Hamill decided to try a virtual assistant and hasn’t looked back.
“Having a virtual assistant really fills in the gaps,” she said. “She is there when I have the work to give her and when I don’t have any work, I don’t have to stress about how I will make payroll in order to pay her.”
As needed, Hamill emails her VA about the task at hand and uploads the relevant documents onto a secure project management website. For an estate plan, for example, Hamill will interview the client and write the meat of the trust or the will. Working from templates that Hamill has provided, the VA will then input relevant information, including names and dates, and store the work on the site.
Hamill, who operates a networking group for attorneys, also has employed her VA to help out with tasks such as organizing events, handling email invitations and RSVPs and ordering food.
The virtual assistant bills Hamill monthly for her work.
For lawyers looking to try a virtual assistant relationship, Hamill suggested starting off with a small project to test compatibility.

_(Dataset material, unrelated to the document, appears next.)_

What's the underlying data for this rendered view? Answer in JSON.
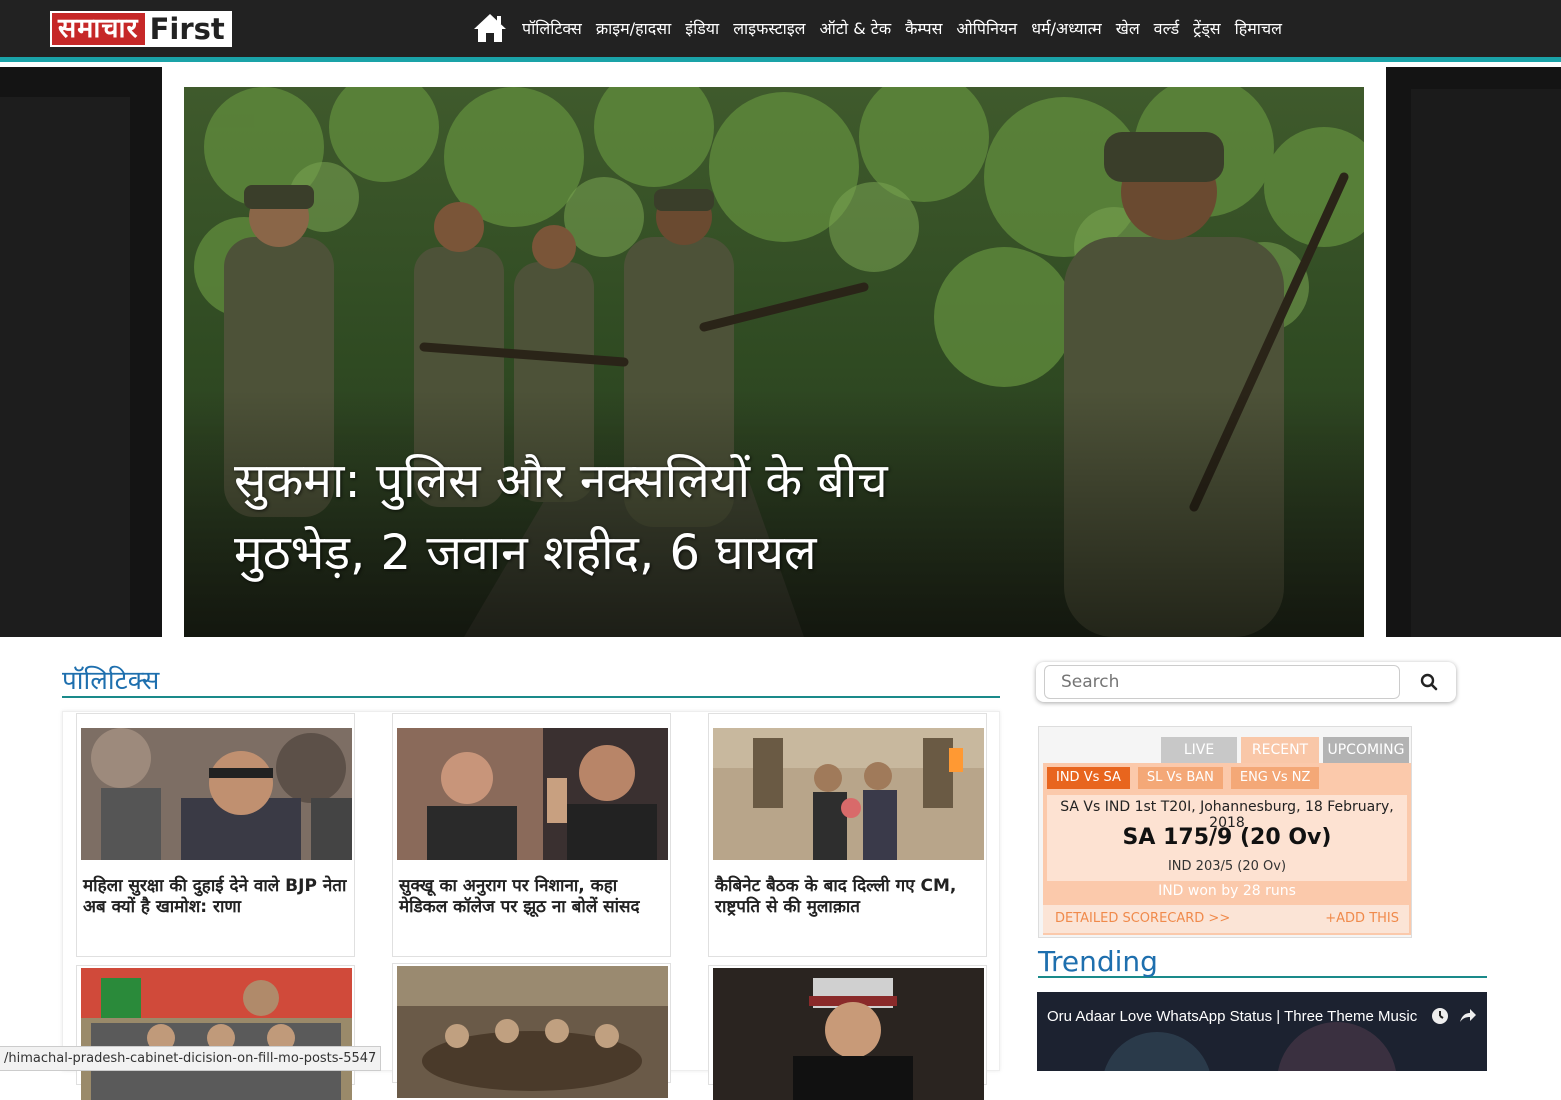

“And don’t feel like you have to commit to staying with this person if you don’t mesh,” she added.
Blackford cautioned attorneys to remember that even though the assistant may not be in the same office, the Rules of Professional Responsibility still apply.
Model Rule 5.3 mandates that “a lawyer having direct supervisory authority over the nonlawyer shall make reasonable efforts to ensure that the person’s conduct is compatible with the professional obligations of the lawyer,” among other requirements.
“Lawyers must monitor (the work the assistant performs),” Blackford noted, “and remember they have the same obligations as if that person was in their physical space.”
Be sure to have the assistant sign a confidentiality agreement, as well, she said.
“The very act of signing underscores the seriousness of the assignment,” Blackford said.